Friday, January 11, 2008
You've seen me mention Qdoba, the cali-mex restaurant that sits smack in between my gym and my apartment. They have good, quick food and super tasty salt-lime tortilla chips... many nights I drool as I drive by there (especially after a swim!) Especially when living and cooking by myself on weeknights, it's awefully tempting to swing in and grab a burrito and some chips. But in the effort to A. not spend a lot of money eating out, and B. lose some of my extra body mass, I try to limit my Qdoba stops to one night every 2-3 weeks. This week was one of those weeks.
In past stops I've typically ordered the following (I'll refer to this later as Meal A): a "Naked" Chicken or Pulled Pork Burrito (naked meaning without the tortilla, so it's just a bunch of stuff in a bowl-- I was trying to be healthy and cut some calories), including cilantro-lime rice, pinto beans, meat, and pico de gallo or salsa verde, and often I'd say yes to the cheese and sour cream; then-- here's the bad part-- I'd also get a Large order of chips and queso (a warm, spicy cheese dip).
This week when I stopped in, I pre-meditated my order. I'd say no to the cheese and sour cream, and would also skip the queso. That would cut a lot of the fat out of the order, but still allow me a little treat with the chips. My will-power to resist the unhealthy choices was boosted when one of my class instructors from the gym came in and got in line behind me!
So here's what I ordered this week (I'll refer to this later as Meal B): A "naked" chicken burrito, with the rice and beans and both salsas, but without cheese or sour cream, and with a Small order of chips.
What's the difference, I began to wonder? Does this really matter that much whether or not I skip the queso or the tortilla? While in line, my instructor and I were chatting about how the tortillas pack in so much extra-- in fact, he said he'd looked online at the nutrition information and saw that they were more than 300 calories each! So that prompted me to check out the nutrition information on the website. Here's what I found, as it pertains to my two meal choices:
Holy smokes! My previous meal was nearly 1700 calories!!! Compare that to the ~2000-2200 calories a day that I typically burn-- that doesn't leave much room for anything else to eat all day without going way over (and we know what eating more calories than you burn can lead to...).

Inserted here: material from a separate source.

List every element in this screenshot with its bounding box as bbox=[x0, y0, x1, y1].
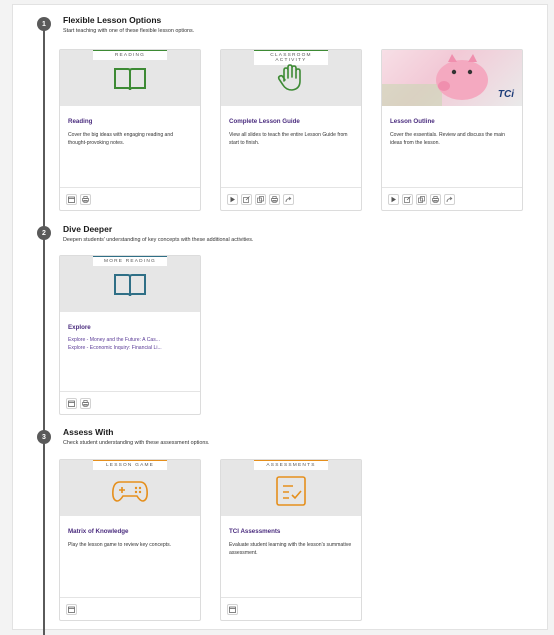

I was also astounded to see how much that tortilla would change things. Even eating a regular burrito without the additional fat (cheese, sour cream) makes for a nearly 900 calorie meal. Not bad if you're burning a ton, and/or if you're okay with maintaining your weight. But if you're trying to shoot for a ~1400-1500 calorie/day diet to lose weight, the burrito is not as "healthy" of an option as you may think.
The point of this blog post isn't to make you feel guilty about your burrito stops. I know too well that there are just too many great burrito shacks in Kalispell and Missoula (and I'm sure elsewhere) that are quick and easy and tasty for those of us who are constantly on-the-go. I'm not advocating we Band the Burrito. Just order wisely. Think about what your goals are, and how you can make your burrito addiction work with them :)
The other point was that there's tons of information available on the web to help you make informed decisions when eating out, especially if you take a little time before-hand to do some research. I've found that many of the national chains have information available on their websites. There's also a site called Healthy Dining Finder that lets you search for restaurants in your area, then shows you the best choices from their menu. For example, did you know that the Country Dinner Platter of Chicken 'n Dumplins from Cracker Barrell is one of the recommended meals (at just around 600 calories)? I was pleasantly surprised. See, "eating healthily at a restaurant" doesn't just mean "order a side salad with no dressing!"
So, with the weekend nearly here, have fun going out to dinner one night. Do your research and make a pre-meditated choice of what to order before you get there, and then enjoy your meal with the satisfaction of knowing that you made a good decision. You can still treat yourself-- just do it mindfully!